The world’s leading squeezer – Shawn Lattimer, believes that many young players are reluctant to learn and improve technology. They remain at the bodybuilding method of extruding the barbell, which consists of running elbows outside and lowering the bar to the upper chest.
Meanwhile, experienced squeezers use a slightly different technique. It consists in guiding the elbows’ elbows and lowering the bar below the line of the nipples while simultaneously bending the back (pushing the abdomen up). Anyone who decides to make such changes may experience some discomfort for the first weeks but will eventually achieve a significant improvement in their performance.
If we lower the barbell below the nipple line, we more strongly engage the triceps and the front actins of the shoulder muscles, which more effectively support the breast muscles. However, when we lower the bar to the upper parts of the chest, the arms rotate (turn), making the lever system less favorable and the shoulder joints are more heavily loaded. The most advantageous lever system is when the hands are in a straight line just above the elbows. And now about the bench press itself.
Professionals say that it is best to press the barbell after liniprost. Many people, however, in the first phase of bench pressing tend to slightly reversing backwards into the face. They do it unknowingly, mainly to facilitate movement in the case of weaker triceps and stronger shoulder muscles. It is necessary to pay attention at the training to the appropriate increase in the strength of triceps, which will allow you to squeeze the bar on the optimal route – straight line.
Squeezing the bar can be divided into several phases that differ in the degree of involvement of individual muscles. Depending on which muscle groups we have weaker, elsewhere there will be a critical point of our bench press (the moment when it will be the hardest to press the bar up). With sufficient weight at this point, the barbell will stop.
The central phase of extrusion is most often the critical point, when the involvement of the forearms of the deltoid muscles decreases, and the main work begins to be performed by the breast muscles and triceps.

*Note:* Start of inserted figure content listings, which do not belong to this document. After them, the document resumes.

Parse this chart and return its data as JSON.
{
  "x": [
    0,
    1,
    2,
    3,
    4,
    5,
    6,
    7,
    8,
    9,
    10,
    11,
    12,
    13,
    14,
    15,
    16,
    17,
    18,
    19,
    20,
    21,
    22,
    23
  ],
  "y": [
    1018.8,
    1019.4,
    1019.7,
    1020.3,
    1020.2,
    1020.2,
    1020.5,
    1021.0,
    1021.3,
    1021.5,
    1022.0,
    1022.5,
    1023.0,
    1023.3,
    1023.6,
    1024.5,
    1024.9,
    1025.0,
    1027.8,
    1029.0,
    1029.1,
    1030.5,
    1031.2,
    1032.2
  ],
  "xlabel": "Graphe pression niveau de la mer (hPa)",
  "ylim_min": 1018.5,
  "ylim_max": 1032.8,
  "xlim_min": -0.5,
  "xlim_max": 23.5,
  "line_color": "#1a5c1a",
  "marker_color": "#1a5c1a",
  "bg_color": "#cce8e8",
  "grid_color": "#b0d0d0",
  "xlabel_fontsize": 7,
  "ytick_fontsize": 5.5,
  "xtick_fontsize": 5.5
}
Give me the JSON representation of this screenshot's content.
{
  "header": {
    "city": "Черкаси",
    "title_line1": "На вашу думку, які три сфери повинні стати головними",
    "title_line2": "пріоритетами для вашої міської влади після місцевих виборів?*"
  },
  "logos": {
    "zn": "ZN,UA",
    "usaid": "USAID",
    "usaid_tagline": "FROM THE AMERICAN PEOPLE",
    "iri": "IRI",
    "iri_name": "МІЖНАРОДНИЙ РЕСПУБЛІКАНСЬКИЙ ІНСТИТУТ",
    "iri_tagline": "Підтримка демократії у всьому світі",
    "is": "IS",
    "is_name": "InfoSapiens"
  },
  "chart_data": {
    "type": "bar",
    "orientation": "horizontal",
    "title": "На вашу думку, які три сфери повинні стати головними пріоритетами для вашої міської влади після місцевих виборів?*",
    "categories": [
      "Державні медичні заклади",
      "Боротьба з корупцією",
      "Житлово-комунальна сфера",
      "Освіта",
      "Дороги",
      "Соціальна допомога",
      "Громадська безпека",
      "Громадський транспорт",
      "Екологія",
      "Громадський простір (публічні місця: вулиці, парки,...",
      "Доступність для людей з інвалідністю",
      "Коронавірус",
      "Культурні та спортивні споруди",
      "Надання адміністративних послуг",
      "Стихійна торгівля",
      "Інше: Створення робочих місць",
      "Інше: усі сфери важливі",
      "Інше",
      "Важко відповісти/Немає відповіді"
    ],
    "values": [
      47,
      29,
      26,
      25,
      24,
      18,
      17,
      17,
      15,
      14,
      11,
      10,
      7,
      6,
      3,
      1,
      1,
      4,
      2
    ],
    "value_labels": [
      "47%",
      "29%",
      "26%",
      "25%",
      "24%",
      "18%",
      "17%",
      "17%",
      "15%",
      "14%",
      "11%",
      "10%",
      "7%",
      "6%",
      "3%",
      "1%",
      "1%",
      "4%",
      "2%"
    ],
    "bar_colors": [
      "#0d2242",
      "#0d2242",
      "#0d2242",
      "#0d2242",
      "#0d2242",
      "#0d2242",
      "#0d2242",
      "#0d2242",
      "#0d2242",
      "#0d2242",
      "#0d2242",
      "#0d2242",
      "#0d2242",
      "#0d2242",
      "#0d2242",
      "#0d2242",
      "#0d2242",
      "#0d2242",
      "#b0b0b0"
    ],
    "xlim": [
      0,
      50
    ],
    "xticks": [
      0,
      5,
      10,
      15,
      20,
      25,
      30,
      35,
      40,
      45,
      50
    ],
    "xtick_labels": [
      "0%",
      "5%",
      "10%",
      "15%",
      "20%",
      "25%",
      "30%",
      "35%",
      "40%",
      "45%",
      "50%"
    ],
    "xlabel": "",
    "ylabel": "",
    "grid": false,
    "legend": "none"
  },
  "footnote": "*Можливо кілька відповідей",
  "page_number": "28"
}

If the pectoral muscles are weaker compared to the shoulder ones, it is where the barbell goes and the approach will be unsuccessful. Some players have weak triceps, and as a result they have problems with pressing the bar in the final phase of the movement and blocking hands in the elbows. Often barbell stops literally a few centimeters from the top point and it is sad to look at the futile athlete’s efforts. Some help is to adjust the grip’s grip width and elbows. Because we differ in height, length of the limbs and torso, we can formulate the following recommendations regarding the technique of extruding the barbells
The classic school says that when you lower the bar you should take a deep breath, stop breath in the lower part of the movement, and when the bar goes through the critical point – exhale. Masters, however, have a slightly different view on this matter. They argue that the greatest force in extrusion is available when a light breathing is taken after the barbells come down from the racks (when held on straightened arms), then hold your breath for the whole time you lower the barbell, and as soon as it touches the chest, you have to exhale and try to squeeze it out as soon as possible.
Use of chains
This training technique is used by all professionals. You need to prepare 2 meter long chains with a mesh diameter of at least 16mm, and two same lengths of a much thicker chain. Some masters have even five sets of chains of different sizes. It really is the weight of one meter of the chain here. Thick chains weigh just more. Assuming that we only have two types of chain, we prepare the bar in the following way the lightest chains to the neck just next to the inner surfaces of the collars. If the chains are not too thick, you can just hang them over the neck, but so that they do not slip. Then, some 20 – 30cm below the neck (you need to adjust it to the length of your arms), attach to thick chains thick chains, najlpeij to also hang double. Now the barbell is ready for exercise. We squeeze normally, as if there were no chains at all. So what do we have? We notice that when the bar will be at the bottom, just in front of the chest, then a large part of the attached chains will be lying on the floor, so they will not participate in the bench press, which will make the barbell lighter. On the other hand, if we start squeezing the bar, then the chains will float from the floor and the bar will get harder and harder. The heaviest will be in the upper movement point, when we lock elbows. This technique is called Dynamic Punching. For example, we put on a 100kg barbell and attach 40kg chains to it. After removing the bar from the stands, it will weigh about 135kg, because the ends of the chains will still lie on the floor. When lowering the bar to the chest, the chains will be placed on the floor, so that at the bottom of the movement the barbell can weigh about 110kg. However, when we start squeezing it, it will again return to 135kg in the upper phase of the movement. This method is not similar to any other because the weight increases gradually, almost smoothly. This method is used only in the range of maximum single repetitions, to strengthen the upper phase of movement and to get used to weights larger than our current record. Some masters complement the chains with rubber bands. Such straps can be fixed in two ways or they are stretched under the bench and attached to the griffin near the hands (holder), or two heavy dumbbells are placed on both sides of the bench and attached to the straps. The straps extend while the bar moves upwards, pulling it with increasing force down, and thus it becomes heavier. Professionals say it helps a lot in making progress.
You can read also: Should you arch your back during barbell bench press?